Retirement planning is all about making transitions.  It always has been.  It’s just that demographics and economics have imposed the possibility of another stage in our life cycles… a stage of continued active involvement in our communities and, possibly, continued economic contribution to society.  Sometimes this stage begins at an early or normal retirement age, sometimes even earlier.
 
Whether you are hoping to start a new career, devote significant time to charitable causes, or simply extend your primary career, it’s likely that your “retirement” years will be quite different from those of your parents.  That’s why you need to plan.
  • But no matter what “retirement” holds for you, there are a number of critical financial transitions that you must navigate as you approach traditional retirement age.  These include…
  • deciding on pension and social security benefit options (major mistakes can be made in both)

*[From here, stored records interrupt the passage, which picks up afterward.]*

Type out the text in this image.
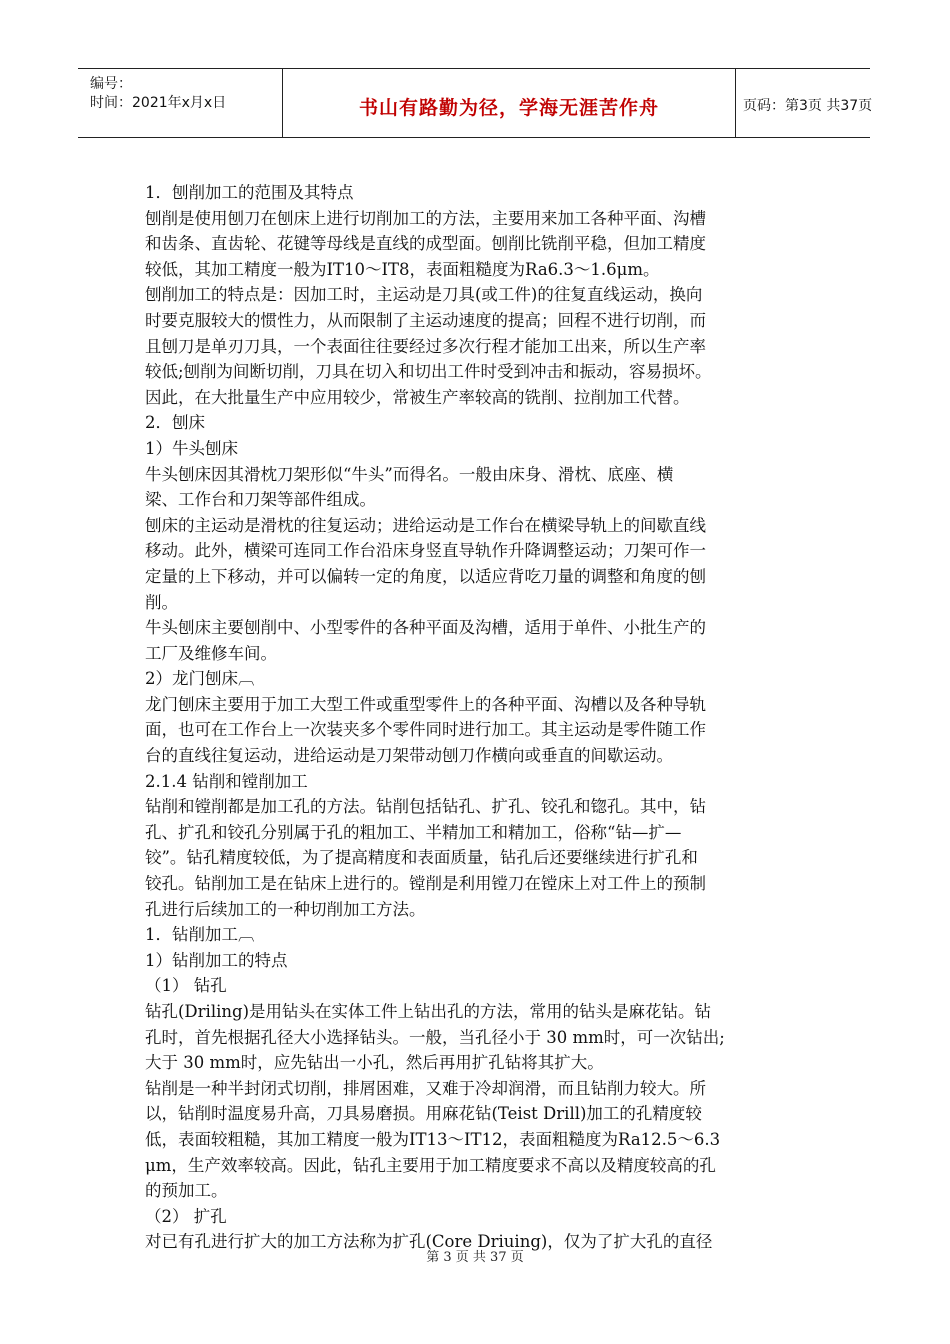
编号：
时间：2021年x月x日	书山有路勤为径，学海无涯苦作舟	页码：第3页 共37页
1．刨削加工的范围及其特点
刨削是使用刨刀在刨床上进行切削加工的方法，主要用来加工各种平面、沟槽
和齿条、直齿轮、花键等母线是直线的成型面。刨削比铣削平稳，但加工精度
较低，其加工精度一般为IT10～IT8，表面粗糙度为Ra6.3～1.6μm。
刨削加工的特点是：因加工时，主运动是刀具(或工件)的往复直线运动，换向
时要克服较大的惯性力，从而限制了主运动速度的提高；回程不进行切削，而
且刨刀是单刃刀具，一个表面往往要经过多次行程才能加工出来，所以生产率
较低;刨削为间断切削，刀具在切入和切出工件时受到冲击和振动，容易损坏。
因此，在大批量生产中应用较少，常被生产率较高的铣削、拉削加工代替。
2．刨床
1）牛头刨床
牛头刨床因其滑枕刀架形似“牛头”而得名。一般由床身、滑枕、底座、横
梁、工作台和刀架等部件组成。
刨床的主运动是滑枕的往复运动；进给运动是工作台在横梁导轨上的间歇直线
移动。此外，横梁可连同工作台沿床身竖直导轨作升降调整运动；刀架可作一
定量的上下移动，并可以偏转一定的角度，以适应背吃刀量的调整和角度的刨
削。
牛头刨床主要刨削中、小型零件的各种平面及沟槽，适用于单件、小批生产的
工厂及维修车间。
2）龙门刨床︹
龙门刨床主要用于加工大型工件或重型零件上的各种平面、沟槽以及各种导轨
面，也可在工作台上一次装夹多个零件同时进行加工。其主运动是零件随工作
台的直线往复运动，进给运动是刀架带动刨刀作横向或垂直的间歇运动。
2.1.4 钻削和镗削加工
钻削和镗削都是加工孔的方法。钻削包括钻孔、扩孔、铰孔和锪孔。其中，钻
孔、扩孔和铰孔分别属于孔的粗加工、半精加工和精加工，俗称“钻—扩—
铰”。钻孔精度较低，为了提高精度和表面质量，钻孔后还要继续进行扩孔和
铰孔。钻削加工是在钻床上进行的。镗削是利用镗刀在镗床上对工件上的预制
孔进行后续加工的一种切削加工方法。
1．钻削加工︹
1）钻削加工的特点
（1） 钻孔
钻孔(Driling)是用钻头在实体工件上钻出孔的方法，常用的钻头是麻花钻。钻
孔时，首先根据孔径大小选择钻头。一般，当孔径小于 30 mm时，可一次钻出;
大于 30 mm时，应先钻出一小孔，然后再用扩孔钻将其扩大。
钻削是一种半封闭式切削，排屑困难，又难于冷却润滑，而且钻削力较大。所
以，钻削时温度易升高，刀具易磨损。用麻花钻(Teist Drill)加工的孔精度较
低，表面较粗糙，其加工精度一般为IT13～IT12，表面粗糙度为Ra12.5～6.3
μm，生产效率较高。因此，钻孔主要用于加工精度要求不高以及精度较高的孔
的预加工。
（2） 扩孔
对已有孔进行扩大的加工方法称为扩孔(Core Driuing)，仅为了扩大孔的直径
第 3 页 共 37 页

  • dealing with significant changes in medical insurance as you move from your group policy to the Medicare arena
  • re-evaluating investment plans and asset allocation
  • for many, assuming the responsibility for managing your own investment portfolio for the first time as 401k and similar accounts roll over to self-directed IRAs
  • possible changes in locale or second homes
  • changes in income tax planning challenges and opportunities
  • changes in other insurance needs (less premature death and disability risk, more long-term care risk) changes in your estate planning that may come from changes in the composition of your core wealth 
 
Such matters should not be taken lightly as the decisions made in any of these areas could greatly impact your own financial security as well as that of your heirs.  Planning matters and planning pays.